いたいけない子供を怪物に変えるように計画してたわけじゃない。たまたま結果としてまず い扱いになったんだ。
ジュディ・ガーランドは偉大な歌手であり役者だが、過酷な人生を背負った不幸な女の子 だった。」


最後に娘のローナ・ラフトの著作の言葉を。

「振り返ってみると、母はL.B.メイヤーのことを人生の最後まで好きだった。MGMをやめ てからの十年間、母は自分自身に降りかかったことでL.Bを責めたことはなかった。母は 彼のことをいつも懐かしげに私たち子供や父に話していた。MGMに在籍していた間、母が病 気になると入院費を払ってくれたのはL.B.メイヤーだった。もう母が彼のためにこれ 以上映画を作ってあげられないとわかったときでさえも。」




















1952年、MGMにラナを訪ねたジュディ
契約解除後もこういうこともあったのかと思うと、なぜかほっとします


4 件のコメント:

ロパートキナ さんのコメント...

OmuHayashi様、岩手の小澤と申します。踊る大ハリウッドの再開大変うれしいです。ジュディ・ガーランドのお話も大変分かりやすかったです。ちあきなおみの身体論もすごい、と思います。ところで、今回は思い余ってのご相談であります。個人的にタップが好きで、タップに関する本を細々と集めています。先日も、Constance Valis Hillさんの著書「tap dancing america」
という本を購入しました。力のこもった大著で、タップの詳しい歴史が書かれています。といってもまだよく読んでいないのですが。パラパラッとめくっていたら、146ペイジに写真があり、「エレノア・パウエル」と説明がついていました。大好きなエレノア・パウエルなのでうれしいのですが、どうみてもエレノア・パウエルには見えません。明らかに別人と思いましたので、著者にメイルいたしましたら、間違いなくエレノア・パウエルだという返事でした。でも、ワタクシには腑に落ちません。どなたに相談したらいいか、考えあぐねて、OmuHayashiさんを思い出しました。時間がありましたら、調べていただけませんか。変なお願いですみません。

OmuHayashi さんのコメント...

 ロパートキナ(小澤)さん、こんにちは。
お読みいただきありがとうございます。

 さてエレノア・パウエルの件ですが、私はその本を持っていないので、すみませんが今のところ、「時間があれば調べてみます」としか申し上げられません。
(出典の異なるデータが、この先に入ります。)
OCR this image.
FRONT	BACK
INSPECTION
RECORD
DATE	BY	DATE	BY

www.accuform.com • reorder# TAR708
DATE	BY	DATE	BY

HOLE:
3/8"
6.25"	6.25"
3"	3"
 それに、著者から「本人だ」と言われてしまうと否定するのも難しくなりますし、仮に違う人だとしても私は他の女性タップダンサーの顔をあまり知りませんので、「誰それ」と特定するのは一層難しいのではないかと思います。

 というわけで、まことに頼りない返事で申し訳ありませんが、「あまり期待せずにお待ち下さい」ということでご容赦願いたいと思います。

OmuHayashi さんのコメント...

ロパートキナ(小澤)さん、今晩は。

 「Tap Dancing America」ですが、Amazon.comでKindle版を購入し(本よりだいぶ安い)、PCにソフトをインストールして読んでみました。

 146ページの写真(Kindle版ではページ数が出ないのではっきりしませんが、たぶんそうだと思います)は、確かに何の予備知識もなく見ればエレノア・パウエルではないと言いたくなります。
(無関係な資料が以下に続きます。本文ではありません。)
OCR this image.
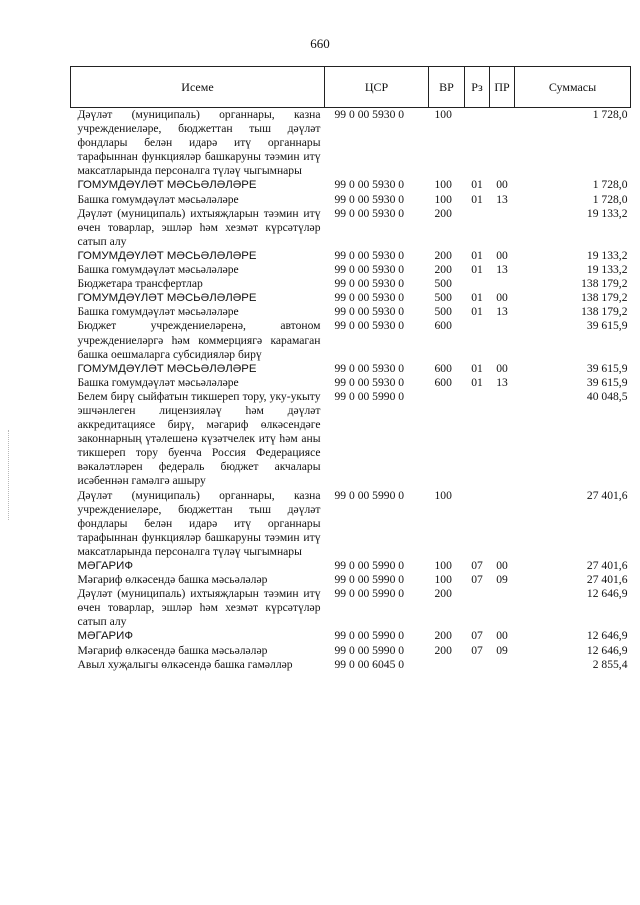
660
Исеме	ЦСР	ВР	Рз	ПР	Суммасы
Дәүләт (муниципаль) органнары, казна учреждениеләре, бюджеттан тыш дәүләт фондлары белән идарә итү органнары тарафыннан функцияләр башкаруны тәэмин итү максатларында персоналга түләү чыгымнары	99 0 00 5930 0	100			1 728,0
ГОМУМДӘҮЛӘТ МӘСЬӘЛӘЛӘРЕ	99 0 00 5930 0	100	01	00	1 728,0
Башка гомумдәүләт мәсьәләләре	99 0 00 5930 0	100	01	13	1 728,0
Дәүләт (муниципаль) ихтыяҗларын тәэмин итү өчен товарлар, эшләр һәм хезмәт күрсәтүләр сатып алу	99 0 00 5930 0	200			19 133,2
ГОМУМДӘҮЛӘТ МӘСЬӘЛӘЛӘРЕ	99 0 00 5930 0	200	01	00	19 133,2
Башка гомумдәүләт мәсьәләләре	99 0 00 5930 0	200	01	13	19 133,2
Бюджетара трансфертлар	99 0 00 5930 0	500			138 179,2
ГОМУМДӘҮЛӘТ МӘСЬӘЛӘЛӘРЕ	99 0 00 5930 0	500	01	00	138 179,2
Башка гомумдәүләт мәсьәләләре	99 0 00 5930 0	500	01	13	138 179,2
Бюджет учреждениеләренә, автоном учреждениеләргә һәм коммерциягә карамаган башка оешмаларга субсидияләр бирү	99 0 00 5930 0	600			39 615,9
ГОМУМДӘҮЛӘТ МӘСЬӘЛӘЛӘРЕ	99 0 00 5930 0	600	01	00	39 615,9
Башка гомумдәүләт мәсьәләләре	99 0 00 5930 0	600	01	13	39 615,9
Белем бирү сыйфатын тикшереп тору, уку-укыту эшчәнлеген лицензияләү һәм дәүләт аккредитациясе бирү, мәгариф өлкәсендәге законнарның үтәлешенә күзәтчелек итү һәм аны тикшереп тору буенча Россия Федерациясе вәкаләтләрен федераль бюджет акчалары исәбеннән гамәлгә ашыру	99 0 00 5990 0				40 048,5
Дәүләт (муниципаль) органнары, казна учреждениеләре, бюджеттан тыш дәүләт фондлары белән идарә итү органнары тарафыннан функцияләр башкаруны тәэмин итү максатларында персоналга түләү чыгымнары	99 0 00 5990 0	100			27 401,6
МӘГАРИФ	99 0 00 5990 0	100	07	00	27 401,6
Мәгариф өлкәсендә башка мәсьәләләр	99 0 00 5990 0	100	07	09	27 401,6
Дәүләт (муниципаль) ихтыяҗларын тәэмин итү өчен товарлар, эшләр һәм хезмәт күрсәтүләр сатып алу	99 0 00 5990 0	200			12 646,9
МӘГАРИФ	99 0 00 5990 0	200	07	00	12 646,9
Мәгариф өлкәсендә башка мәсьәләләр	99 0 00 5990 0	200	07	09	12 646,9
Авыл хуҗалыгы өлкәсендә башка гамәлләр	99 0 00 6045 0				2 855,4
 ただ、写真というのちょっとした角度や化粧、髪型の変化で、本人とは違ったように見えることがあります。おまけに著者が本人だと断言していることも含めて、予断を持って見ると、なんとなくエレノア・パウエルに見えないこともありません。

 そう考えると、服のセンスや脚の出し方、角度が何となくエレノア・パウエルらしく思えてくるから不思議です。
 他にこういう顔のダンサーを知っているかと言われても、私には心当たりはありません。
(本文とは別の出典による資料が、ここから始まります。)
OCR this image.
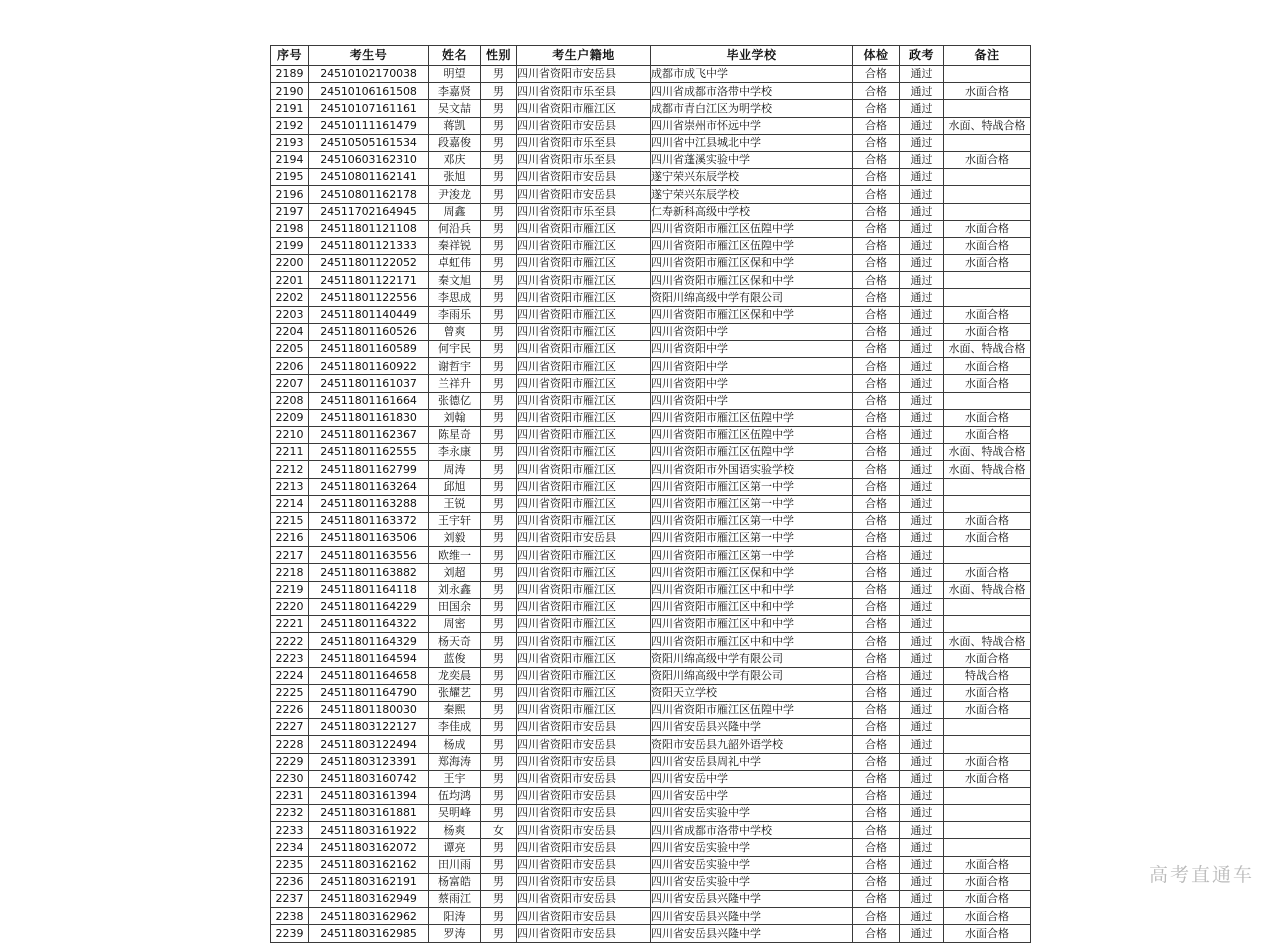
序号	考生号	姓名	性别	考生户籍地	毕业学校	体检	政考	备注
2189	24510102170038	明望	男	四川省资阳市安岳县	成都市成飞中学	合格	通过	
2190	24510106161508	李嘉贤	男	四川省资阳市乐至县	四川省成都市洛带中学校	合格	通过	水面合格
2191	24510107161161	吴文喆	男	四川省资阳市雁江区	成都市青白江区为明学校	合格	通过	
2192	24510111161479	蒋凯	男	四川省资阳市安岳县	四川省崇州市怀远中学	合格	通过	水面、特战合格
2193	24510505161534	段嘉俊	男	四川省资阳市乐至县	四川省中江县城北中学	合格	通过	
2194	24510603162310	邓庆	男	四川省资阳市乐至县	四川省蓬溪实验中学	合格	通过	水面合格
2195	24510801162141	张旭	男	四川省资阳市安岳县	遂宁荣兴东辰学校	合格	通过	
2196	24510801162178	尹浚龙	男	四川省资阳市安岳县	遂宁荣兴东辰学校	合格	通过	
2197	24511702164945	周鑫	男	四川省资阳市乐至县	仁寿新科高级中学校	合格	通过	
2198	24511801121108	何沿兵	男	四川省资阳市雁江区	四川省资阳市雁江区伍隍中学	合格	通过	水面合格
2199	24511801121333	秦祥锐	男	四川省资阳市雁江区	四川省资阳市雁江区伍隍中学	合格	通过	水面合格
2200	24511801122052	卓虹伟	男	四川省资阳市雁江区	四川省资阳市雁江区保和中学	合格	通过	水面合格
2201	24511801122171	秦文旭	男	四川省资阳市雁江区	四川省资阳市雁江区保和中学	合格	通过	
2202	24511801122556	李思成	男	四川省资阳市雁江区	资阳川绵高级中学有限公司	合格	通过	
2203	24511801140449	李雨乐	男	四川省资阳市雁江区	四川省资阳市雁江区保和中学	合格	通过	水面合格
2204	24511801160526	曾爽	男	四川省资阳市雁江区	四川省资阳中学	合格	通过	水面合格
2205	24511801160589	何宇民	男	四川省资阳市雁江区	四川省资阳中学	合格	通过	水面、特战合格
2206	24511801160922	谢哲宇	男	四川省资阳市雁江区	四川省资阳中学	合格	通过	水面合格
2207	24511801161037	兰祥升	男	四川省资阳市雁江区	四川省资阳中学	合格	通过	水面合格
2208	24511801161664	张德亿	男	四川省资阳市雁江区	四川省资阳中学	合格	通过	
2209	24511801161830	刘翰	男	四川省资阳市雁江区	四川省资阳市雁江区伍隍中学	合格	通过	水面合格
2210	24511801162367	陈星奇	男	四川省资阳市雁江区	四川省资阳市雁江区伍隍中学	合格	通过	水面合格
2211	24511801162555	李永康	男	四川省资阳市雁江区	四川省资阳市雁江区伍隍中学	合格	通过	水面、特战合格
2212	24511801162799	周涛	男	四川省资阳市雁江区	四川省资阳市外国语实验学校	合格	通过	水面、特战合格
2213	24511801163264	邱旭	男	四川省资阳市雁江区	四川省资阳市雁江区第一中学	合格	通过	
2214	24511801163288	王锐	男	四川省资阳市雁江区	四川省资阳市雁江区第一中学	合格	通过	
2215	24511801163372	王宇轩	男	四川省资阳市雁江区	四川省资阳市雁江区第一中学	合格	通过	水面合格
2216	24511801163506	刘毅	男	四川省资阳市安岳县	四川省资阳市雁江区第一中学	合格	通过	水面合格
2217	24511801163556	欧维一	男	四川省资阳市雁江区	四川省资阳市雁江区第一中学	合格	通过	
2218	24511801163882	刘超	男	四川省资阳市雁江区	四川省资阳市雁江区保和中学	合格	通过	水面合格
2219	24511801164118	刘永鑫	男	四川省资阳市雁江区	四川省资阳市雁江区中和中学	合格	通过	水面、特战合格
2220	24511801164229	田国余	男	四川省资阳市雁江区	四川省资阳市雁江区中和中学	合格	通过	
2221	24511801164322	周密	男	四川省资阳市雁江区	四川省资阳市雁江区中和中学	合格	通过	
2222	24511801164329	杨天奇	男	四川省资阳市雁江区	四川省资阳市雁江区中和中学	合格	通过	水面、特战合格
2223	24511801164594	蓝俊	男	四川省资阳市雁江区	资阳川绵高级中学有限公司	合格	通过	水面合格
2224	24511801164658	龙奕晨	男	四川省资阳市雁江区	资阳川绵高级中学有限公司	合格	通过	特战合格
2225	24511801164790	张耀艺	男	四川省资阳市雁江区	资阳天立学校	合格	通过	水面合格
2226	24511801180030	秦熙	男	四川省资阳市雁江区	四川省资阳市雁江区伍隍中学	合格	通过	水面合格
2227	24511803122127	李佳成	男	四川省资阳市安岳县	四川省安岳县兴隆中学	合格	通过	
2228	24511803122494	杨成	男	四川省资阳市安岳县	资阳市安岳县九韶外语学校	合格	通过	
2229	24511803123391	郑海涛	男	四川省资阳市安岳县	四川省安岳县周礼中学	合格	通过	水面合格
2230	24511803160742	王宇	男	四川省资阳市安岳县	四川省安岳中学	合格	通过	水面合格
2231	24511803161394	伍均鸿	男	四川省资阳市安岳县	四川省安岳中学	合格	通过	
2232	24511803161881	吴明峰	男	四川省资阳市安岳县	四川省安岳实验中学	合格	通过	
2233	24511803161922	杨爽	女	四川省资阳市安岳县	四川省成都市洛带中学校	合格	通过	
2234	24511803162072	谭亮	男	四川省资阳市安岳县	四川省安岳实验中学	合格	通过	
2235	24511803162162	田川雨	男	四川省资阳市安岳县	四川省安岳实验中学	合格	通过	水面合格
2236	24511803162191	杨富皓	男	四川省资阳市安岳县	四川省安岳实验中学	合格	通过	水面合格
2237	24511803162949	蔡雨江	男	四川省资阳市安岳县	四川省安岳县兴隆中学	合格	通过	水面合格
2238	24511803162962	阳涛	男	四川省资阳市安岳县	四川省安岳县兴隆中学	合格	通过	水面合格
2239	24511803162985	罗涛	男	四川省资阳市安岳县	四川省安岳县兴隆中学	合格	通过	水面合格
高考直通车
 ということで、「確かにエレノア・パウエルには見えないが、そう見ようと思えば見えないこともない」というのが私の結論です。
 これ以上は写真の出所の”New York Public Library for the Performing Arts”で調べるしかないと思います。

 お役に立てず、すいません。

ロパートキナ さんのコメント...

OmuHayashi様、岩手の小澤です。早速お調べいただきありがとうございました。お手間をおかけしてすみません。わたくしはもう少し調べてみたいと思います。それにしてもキンドルというのはすごいですね。
パウエルの『ロザリー』という映画のDVDがアメリカで発売されたようですね。『ホノルル』というのも出ないかな、とまっているところです。
今後ともよろしくお願いいたします。